Sample Compatibility & Compliance

The G6 LEONARDO accommodates solid specimens up to 1.5 g—including ferrous and non-ferrous alloys, superalloys, titanium sponge, silicon carbide, tungsten carbide, and fused silica. Its robust IGF architecture meets ISO 15350 for oxygen/nitrogen/hydrogen in steel and ISO 14284 for carbon/sulfur in iron and steel.

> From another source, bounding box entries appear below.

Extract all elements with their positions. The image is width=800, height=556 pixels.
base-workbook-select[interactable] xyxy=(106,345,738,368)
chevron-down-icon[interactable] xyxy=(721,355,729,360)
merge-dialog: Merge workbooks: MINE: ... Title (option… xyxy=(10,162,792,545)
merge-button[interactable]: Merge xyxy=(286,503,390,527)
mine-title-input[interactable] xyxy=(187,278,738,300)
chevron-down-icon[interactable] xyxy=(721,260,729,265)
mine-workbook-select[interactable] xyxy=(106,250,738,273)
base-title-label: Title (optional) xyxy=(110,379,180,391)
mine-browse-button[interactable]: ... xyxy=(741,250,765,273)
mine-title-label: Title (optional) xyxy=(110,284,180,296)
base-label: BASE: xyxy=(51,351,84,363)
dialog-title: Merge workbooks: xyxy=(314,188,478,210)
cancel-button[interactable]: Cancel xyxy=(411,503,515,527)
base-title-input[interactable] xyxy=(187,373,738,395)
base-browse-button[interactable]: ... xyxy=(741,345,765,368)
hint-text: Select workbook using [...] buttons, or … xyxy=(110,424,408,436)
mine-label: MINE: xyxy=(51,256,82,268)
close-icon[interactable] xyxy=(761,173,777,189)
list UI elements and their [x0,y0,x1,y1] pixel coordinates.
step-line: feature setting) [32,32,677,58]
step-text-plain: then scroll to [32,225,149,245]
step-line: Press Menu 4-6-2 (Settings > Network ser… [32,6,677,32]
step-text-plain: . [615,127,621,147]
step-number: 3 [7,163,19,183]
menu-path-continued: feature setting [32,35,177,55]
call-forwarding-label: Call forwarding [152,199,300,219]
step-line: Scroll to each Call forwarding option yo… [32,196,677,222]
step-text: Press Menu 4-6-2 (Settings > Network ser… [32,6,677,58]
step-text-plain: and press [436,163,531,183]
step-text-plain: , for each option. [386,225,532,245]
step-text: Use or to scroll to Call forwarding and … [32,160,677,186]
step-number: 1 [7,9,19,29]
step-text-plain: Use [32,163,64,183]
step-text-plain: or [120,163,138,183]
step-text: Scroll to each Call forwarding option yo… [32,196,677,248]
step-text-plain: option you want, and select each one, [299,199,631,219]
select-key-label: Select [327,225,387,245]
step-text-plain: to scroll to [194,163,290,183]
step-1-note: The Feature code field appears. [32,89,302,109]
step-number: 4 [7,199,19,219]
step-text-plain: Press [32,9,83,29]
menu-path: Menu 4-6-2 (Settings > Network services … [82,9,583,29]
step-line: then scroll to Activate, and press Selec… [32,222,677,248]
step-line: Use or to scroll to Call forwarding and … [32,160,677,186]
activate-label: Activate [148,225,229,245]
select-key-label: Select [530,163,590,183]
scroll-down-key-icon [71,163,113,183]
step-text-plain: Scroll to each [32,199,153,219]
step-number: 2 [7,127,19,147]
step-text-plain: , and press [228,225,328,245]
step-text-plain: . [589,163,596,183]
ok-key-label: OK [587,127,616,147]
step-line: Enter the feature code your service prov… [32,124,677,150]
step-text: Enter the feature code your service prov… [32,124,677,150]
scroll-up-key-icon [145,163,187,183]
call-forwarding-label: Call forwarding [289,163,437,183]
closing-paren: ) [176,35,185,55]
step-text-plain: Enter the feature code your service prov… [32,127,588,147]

For regulated environments, FUSION.ELEMENTS™ provides configurable audit trails, user access control, electronic signature support, and raw data archiving compliant with FDA 21 CFR Part 11 and EU Annex 11. Method validation packages include linearity, precision (RSD < 1.5% at 10 ppm H), limit of detection (LOD ≤ 0.08 ppm H), and recovery testing per USP .

Software & Data Management

FUSION.ELEMENTS™ delivers intuitive workflow navigation, context-aware instrument diagnostics, and embedded QC tools—including real-time drift correction, automatic blank subtraction, and multi-point calibration curve management. All measurement data—including raw detector voltages, temperature logs, gas flow profiles, and peak integration parameters—are stored in vendor-neutral HDF5 format with embedded metadata (sample ID, operator, timestamp, method version). Export options include CSV, XML, and PDF reports pre-formatted for ISO/IEC 17025 laboratory accreditation. Remote monitoring via secure HTTPS interface enables centralized fleet management across multi-site QA/QC labs.

Applications

The G6 LEONARDO is deployed in primary metal production (e.g., EAF, AOD, VIM process control), powder metallurgy (pre-sintered Ti-6Al-4V, Ni-based AM powders), aerospace-grade superalloy certification (Inconel 718, Waspaloy), and advanced ceramics R&D (Si₃N₄, Al₂O₃ composites). Its ppb-level hydrogen detection supports hydrogen-induced cracking (HIC) risk assessment in pipeline steels; sub-ppm oxygen quantification validates vacuum arc remelting (VAR) efficiency; and simultaneous C/S/O/N/H profiling accelerates failure analysis of turbine disk forgings. In foundry environments, it replaces multiple legacy analyzers—reducing footprint, cross-contamination risk, and method transfer overhead.

FAQ

What standards does the G6 LEONARDO support for O/N/H analysis?

ASTM E1019, ISO 14284, ISO 15350, and JIS G 1211 are natively supported through pre-validated methods in FUSION.ELEMENTS™.
Can the system analyze coated or surface-treated samples?

Yes—provided the coating mass is ≤ 5% of total sample weight and does not contain volatile binders; optional laser ablation pre-treatment modules are available for depth-resolved analysis.
Is helium required for routine operation?

No—argon is the sole required gas; helium is neither used nor supported, eliminating supply constraints and associated cost volatility.
How is calibration maintained across long-term operation?

Calibration stability is ensured via internal reference standards, daily auto-zero routines, and drift-compensated TCD/IR detectors; annual verification against NIST-traceable CRM materials is recommended.
Does the software support automated report generation for ISO/IEC 17025 accreditation?

Yes—templates include uncertainty budgets, measurement traceability statements, equipment calibration status, and analyst identity—all exportable in PDF/A-2 compliant format.